O acordo prevê que os contratos temporários passem a ser sujeitos a um máximo de seis (!) renovações e os contratos a termo certo passem de um limite máximo de três para dois anos (!).
Por contrapartida, passa a ser permitido que os contratos de curta duração passem de um período máximo de 15 para 35 dias e que possam ser celebrados em qualquer sector de actividade. Neste momento, apenas podiam ser celebrados nos setores da agricultura e do turismo, mediante situações muito específicas, mas todos sabemos o abuso que é feito deste tipo de contratos naqueles e em muitos outros setores, sendo um dos mais gritantes, o sector de call-centers.
É ainda proposto que as empresas que recorram sistematicamente à contratação temporária e que ultrapassem a média de contratação temporária do seu sector, paguem uma taxa anual que poderá chegar aos 2% sobre a massa salarial dos trabalhadores com este tipo de vínculo, excetuando os contratos de muito curta duração. Ou seja, o PS propõe punir as empresas que abusem dos contratos de curta duração mas logo a seguir exceptua dessa punição os próprios contratos de curta duração. A contratação temporária para trabalhos permanentes continua a ser permitida e quanto maior for a média de utilização deste tipo de contratação mais precariedade é permitida. Por outro lado, o período experimental é duplicado de 90 para 180 dias.
Relativamente aos bancos de horas, é eliminada a possibilidade de bancos de horas por acordo individual mas os acordos existentes manter-se-ão por mais um ano. Os bancos de horas grupais manter-se-ão, desde que 65% dos trabalhadores votem favoravelmente. Sobre as convenções coletivas, é proposto que qualquer uma das partes envolvidas na negociação possa solicitar uma mediação que ficará a cargo dos árbitros registados no Conselho Económico e Social mas a caducidade das convenções coletivas é mantida.

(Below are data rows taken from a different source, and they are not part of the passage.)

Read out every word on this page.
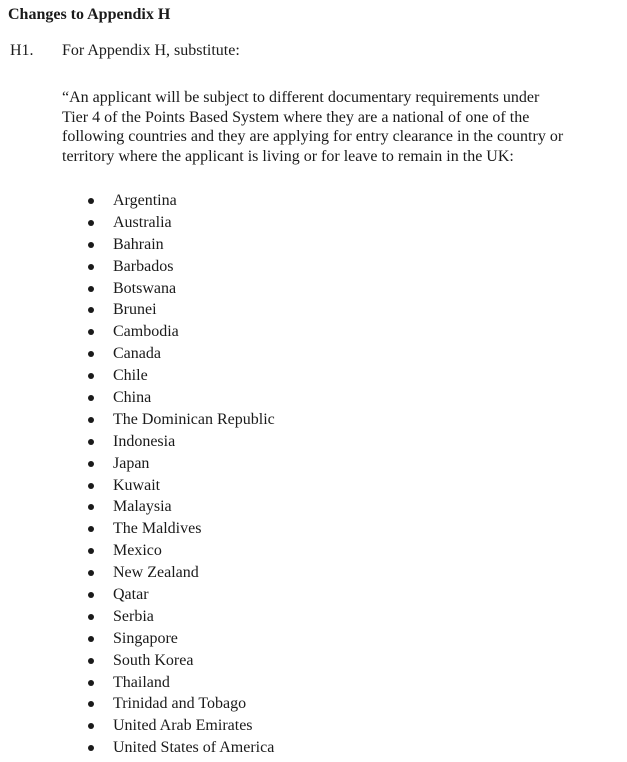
Changes to Appendix H
H1. For Appendix H, substitute:
“An applicant will be subject to different documentary requirements under
Tier 4 of the Points Based System where they are a national of one of the
following countries and they are applying for entry clearance in the country or
territory where the applicant is living or for leave to remain in the UK:
Argentina
Australia
Bahrain
Barbados
Botswana
Brunei
Cambodia
Canada
Chile
China
The Dominican Republic
Indonesia
Japan
Kuwait
Malaysia
The Maldives
Mexico
New Zealand
Qatar
Serbia
Singapore
South Korea
Thailand
Trinidad and Tobago
United Arab Emirates
United States of America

Sob o mote de combater a precariedade e defender direitos, o PS alia-se aos patrões e à direita para defender os interesses de quem trabalha. Confuso?
O actual acordo de concertação social consubstancia, na prática, a mais importante aproximação entre o PS e a direita, até ao momento, e isso é importante de se assinalar. Tanto assim é que a contestação dos patrões e da direita ao actual acordo é praticamente inexistente. Marcelo Rebelo de Sousa diz que o acordo alcançado é “sensato, equilibrado e oportuno”… para os patrões – acrescentamos nós.
A verdade é que o presente acordo mantém o Código do Trabalho praticamente inalterado face ao que foi deixado pela direita e a Troika. Não des-Troika o Código do Trabalho, mantém a precariedade, não fomenta a negociação coletiva.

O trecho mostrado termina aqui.